Do I simplify? Trying to find first term and common ratio of the progression aswell as the sum of all the terms in the progression for homework please help trying to know what I’m doing wrong so I can move on

Answer 1

$(3\cdot 2^{n-1})_{n=1}^{10}$ gives:

$3\cdot 2^{1-1}, 3\cdot 2^{2-1},\dotso, 3\cdot 2^{10-1}$

So let $a_n=3\cdot 2^{n-1}$. You are now asked to find $q$ such that $q\cdot a_n = a_{n+1}$

Answer 2

What does the notation $(3*2^{n-1})_{n=1}^{10}$ mean?

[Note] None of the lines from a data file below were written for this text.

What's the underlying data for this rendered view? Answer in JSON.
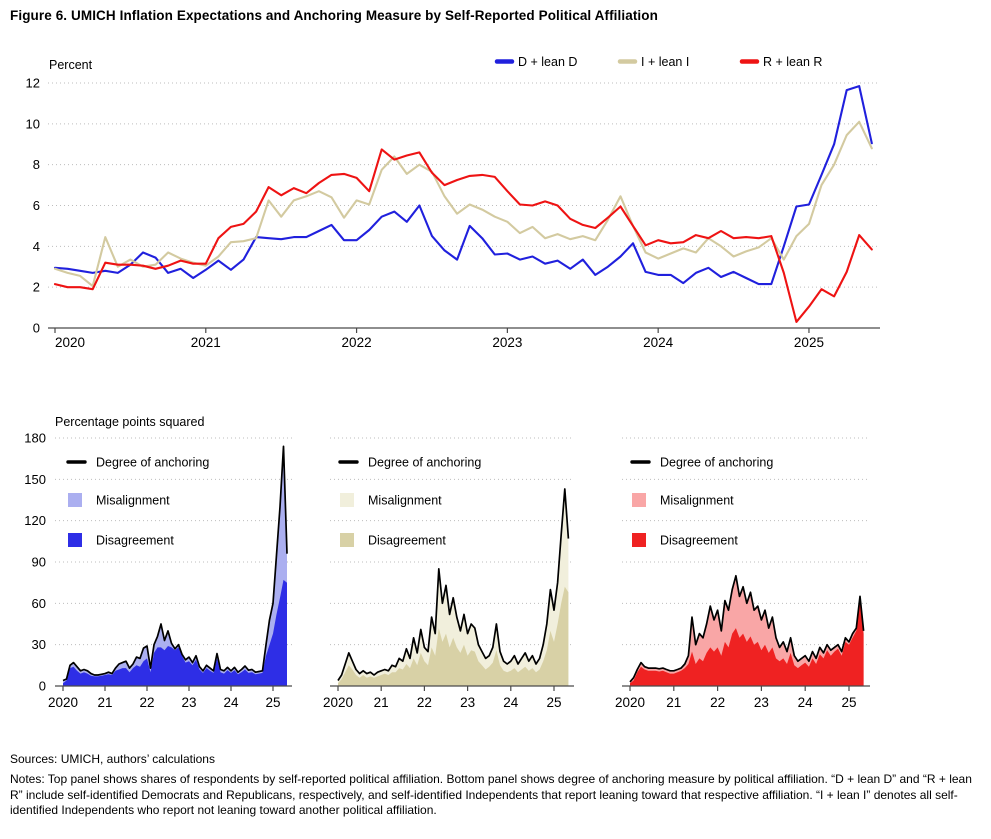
{
  "title": "Figure 6. UMICH Inflation Expectations and Anchoring Measure by Self-Reported Political Affiliation",
  "footer": {
    "sources": "Sources: UMICH, authors’ calculations",
    "notes": "Notes: Top panel shows shares of respondents by self-reported political affiliation. Bottom panel shows degree of anchoring measure by political affiliation. “D + lean D” and “R + lean R” include self-identified Democrats and Republicans, respectively, and self-identified Independents that report leaning toward that respective affiliation. “I + lean I” denotes all self-identified Independents who report not leaning toward another political affiliation.",
    "_comment": ""
  },
  "chart_data": [
    {
      "id": "top",
      "type": "line",
      "unit_label": "Percent",
      "frequency": "monthly",
      "x_start": "2020-01",
      "x_end": "2025-06",
      "x_tick_labels": [
        "2020",
        "2021",
        "2022",
        "2023",
        "2024",
        "2025"
      ],
      "y_ticks": [
        0,
        2,
        4,
        6,
        8,
        10,
        12
      ],
      "ylim": [
        0,
        12
      ],
      "grid": "dotted-horizontal",
      "legend_position": "top-right",
      "series": [
        {
          "name": "D + lean D",
          "color": "#2020dd",
          "values": [
            2.95,
            2.9,
            2.8,
            2.7,
            2.8,
            2.7,
            3.1,
            3.7,
            3.45,
            2.7,
            2.9,
            2.45,
            2.85,
            3.3,
            2.85,
            3.35,
            4.45,
            4.4,
            4.35,
            4.45,
            4.45,
            4.75,
            5.05,
            4.3,
            4.3,
            4.8,
            5.45,
            5.7,
            5.2,
            6.0,
            4.5,
            3.8,
            3.35,
            5.0,
            4.4,
            3.6,
            3.65,
            3.35,
            3.5,
            3.15,
            3.3,
            2.9,
            3.35,
            2.6,
            3.0,
            3.5,
            4.15,
            2.75,
            2.6,
            2.6,
            2.2,
            2.7,
            2.95,
            2.5,
            2.75,
            2.45,
            2.15,
            2.15,
            4.0,
            5.95,
            6.05,
            7.5,
            9.0,
            11.65,
            11.85,
            9.05
          ]
        },
        {
          "name": "I + lean I",
          "color": "#d3caa0",
          "values": [
            2.9,
            2.7,
            2.55,
            2.05,
            4.45,
            3.0,
            3.35,
            3.0,
            3.1,
            3.7,
            3.4,
            3.2,
            3.05,
            3.5,
            4.2,
            4.25,
            4.4,
            6.25,
            5.45,
            6.25,
            6.45,
            6.7,
            6.4,
            5.4,
            6.25,
            6.05,
            7.75,
            8.4,
            7.55,
            8.0,
            7.65,
            6.45,
            5.6,
            6.05,
            5.8,
            5.45,
            5.2,
            4.65,
            4.95,
            4.4,
            4.6,
            4.35,
            4.5,
            4.3,
            5.3,
            6.45,
            5.0,
            3.7,
            3.4,
            3.65,
            3.9,
            3.7,
            4.4,
            4.0,
            3.5,
            3.75,
            3.95,
            4.4,
            3.35,
            4.5,
            5.1,
            7.0,
            8.0,
            9.45,
            10.1,
            8.8
          ]
        },
        {
          "name": "R + lean R",
          "color": "#ee1313",
          "values": [
            2.15,
            2.0,
            2.0,
            1.9,
            3.2,
            3.1,
            3.1,
            3.05,
            2.9,
            3.05,
            3.3,
            3.15,
            3.15,
            4.4,
            4.95,
            5.1,
            5.7,
            6.9,
            6.5,
            6.85,
            6.6,
            7.1,
            7.5,
            7.55,
            7.35,
            6.7,
            8.75,
            8.25,
            8.45,
            8.6,
            7.6,
            7.0,
            7.25,
            7.45,
            7.5,
            7.4,
            6.7,
            6.05,
            6.0,
            6.2,
            6.0,
            5.35,
            5.05,
            4.9,
            5.4,
            5.95,
            5.0,
            4.05,
            4.3,
            4.15,
            4.2,
            4.55,
            4.4,
            4.75,
            4.4,
            4.45,
            4.4,
            4.5,
            2.7,
            0.3,
            1.05,
            1.9,
            1.55,
            2.75,
            4.55,
            3.85
          ]
        }
      ]
    },
    {
      "id": "anchoring-d",
      "type": "area",
      "group": "D + lean D",
      "unit_label": "Percentage points squared",
      "frequency": "monthly",
      "x_start": "2020-01",
      "x_end": "2025-05",
      "x_tick_labels": [
        "2020",
        "21",
        "22",
        "23",
        "24",
        "25"
      ],
      "y_ticks": [
        0,
        30,
        60,
        90,
        120,
        150,
        180
      ],
      "ylim": [
        0,
        180
      ],
      "show_y_labels": true,
      "legend": [
        "Degree of anchoring",
        "Misalignment",
        "Disagreement"
      ],
      "colors": {
        "line": "#000000",
        "misalignment": "#abaff0",
        "disagreement": "#2e2ee6"
      },
      "anchoring_total": [
        4,
        5,
        15,
        17,
        14,
        11,
        12,
        11,
        9,
        8,
        8,
        8.5,
        9,
        10,
        9,
        13,
        16,
        17,
        18,
        13,
        16,
        21,
        20,
        27.5,
        29,
        13,
        30,
        36,
        45,
        33,
        40,
        31,
        27,
        30,
        23,
        19,
        21,
        17,
        22,
        14,
        11,
        15,
        13,
        11,
        23.5,
        12,
        11,
        13.5,
        11,
        13.5,
        10,
        12,
        14.5,
        11.5,
        12,
        10,
        10.5,
        11,
        30,
        48,
        60,
        95,
        130,
        174,
        96
      ],
      "disagreement": [
        2,
        4,
        13,
        14,
        11,
        9,
        10,
        9,
        7.5,
        7,
        7,
        7.5,
        8,
        8.5,
        8,
        11,
        12,
        13,
        13,
        10,
        13,
        15,
        14,
        18,
        20,
        10,
        24,
        28,
        28,
        26,
        29,
        28,
        26,
        28,
        22,
        17,
        18,
        15,
        19,
        12,
        9.5,
        13,
        11,
        9.5,
        20,
        10,
        9,
        11.5,
        9.5,
        11.5,
        8.5,
        10,
        12,
        9.5,
        10,
        8.5,
        9,
        9.5,
        22,
        30,
        38,
        52,
        64,
        77,
        75
      ]
    },
    {
      "id": "anchoring-i",
      "type": "area",
      "group": "I + lean I",
      "frequency": "monthly",
      "x_start": "2020-01",
      "x_end": "2025-05",
      "x_tick_labels": [
        "2020",
        "21",
        "22",
        "23",
        "24",
        "25"
      ],
      "y_ticks": [
        0,
        30,
        60,
        90,
        120,
        150,
        180
      ],
      "ylim": [
        0,
        180
      ],
      "show_y_labels": false,
      "legend": [
        "Degree of anchoring",
        "Misalignment",
        "Disagreement"
      ],
      "colors": {
        "line": "#000000",
        "misalignment": "#f1efdc",
        "disagreement": "#d8d1a6"
      },
      "anchoring_total": [
        4,
        8,
        16,
        24,
        18,
        12,
        9,
        11,
        9,
        10,
        8,
        10,
        11,
        12,
        11,
        15,
        14,
        20,
        18,
        27,
        20,
        35,
        24,
        41,
        28,
        25,
        50,
        38,
        85,
        60,
        73,
        52,
        64,
        50,
        40,
        52,
        38,
        45,
        42,
        30,
        25,
        20,
        22,
        28,
        45,
        25,
        18,
        16,
        18,
        22,
        16,
        20,
        24,
        18,
        22,
        16,
        20,
        30,
        45,
        70,
        55,
        75,
        110,
        143,
        107
      ],
      "disagreement": [
        2,
        5,
        10,
        15,
        12,
        8,
        6,
        8,
        6,
        7,
        6,
        7,
        8,
        9,
        8,
        10,
        10,
        13,
        12,
        16,
        13,
        20,
        15,
        24,
        18,
        15,
        28,
        22,
        42,
        32,
        38,
        28,
        35,
        28,
        24,
        30,
        22,
        26,
        25,
        18,
        15,
        12,
        14,
        17,
        26,
        15,
        11,
        10,
        11,
        13,
        10,
        12,
        14,
        11,
        13,
        10,
        12,
        18,
        26,
        40,
        32,
        45,
        60,
        72,
        68
      ]
    },
    {
      "id": "anchoring-r",
      "type": "area",
      "group": "R + lean R",
      "frequency": "monthly",
      "x_start": "2020-01",
      "x_end": "2025-05",
      "x_tick_labels": [
        "2020",
        "21",
        "22",
        "23",
        "24",
        "25"
      ],
      "y_ticks": [
        0,
        30,
        60,
        90,
        120,
        150,
        180
      ],
      "ylim": [
        0,
        180
      ],
      "show_y_labels": false,
      "legend": [
        "Degree of anchoring",
        "Misalignment",
        "Disagreement"
      ],
      "colors": {
        "line": "#000000",
        "misalignment": "#f9a6a6",
        "disagreement": "#ef2222"
      },
      "anchoring_total": [
        3,
        6,
        12,
        17,
        14,
        13,
        13,
        13,
        12.5,
        13,
        12,
        11,
        11,
        12,
        13,
        16,
        22,
        50,
        30,
        38,
        35,
        45,
        58,
        48,
        55,
        40,
        62,
        55,
        70,
        80,
        65,
        72,
        60,
        68,
        55,
        58,
        48,
        55,
        42,
        50,
        35,
        28,
        32,
        25,
        35,
        22,
        18,
        20,
        22,
        18,
        25,
        20,
        28,
        24,
        30,
        26,
        28,
        30,
        25,
        35,
        32,
        38,
        42,
        65,
        40
      ],
      "disagreement": [
        2,
        4,
        10,
        14,
        12,
        11,
        11,
        11,
        10.5,
        11,
        10,
        9,
        9,
        10,
        11,
        13,
        16,
        25,
        16,
        20,
        18,
        24,
        28,
        25,
        28,
        22,
        32,
        28,
        38,
        42,
        35,
        38,
        32,
        36,
        30,
        32,
        26,
        30,
        24,
        28,
        20,
        18,
        20,
        16,
        24,
        15,
        13,
        15,
        17,
        14,
        20,
        16,
        23,
        20,
        26,
        22,
        25,
        27,
        22,
        32,
        30,
        35,
        40,
        62,
        38
      ]
    }
  ]
}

A geometric progression in general is usualy given as a sequence $a_{k}$ which satisfies $\frac{a_{k+1}}{a{k}}=constant$ which can be written as $a_{k+1}=a_{k}c\ \text{where c is the constant ratio}$.

If you start at given $a_{0}$ and with given constant c then the kth value calculates as $a_{0}c^{k-1}$.

So you want to calculate the first 10 elements(terms) for $a_{0}=3$ and $c=2$ ???

The first value of the geometric progression $3*2^n$ if n starts at 0 (or $3*2^{n-1}$ if n starts at 1) should be $3$,the second $2*3=6$,the 10th $3*2^9=3*64=192$ and so on..

The sum of your progression up to 10 calculates as $$3*\sum_{n=1}^{10}2^{n-1}=3*\frac{2^{10}-1}{2-1}=3*(2^{10}-1)$$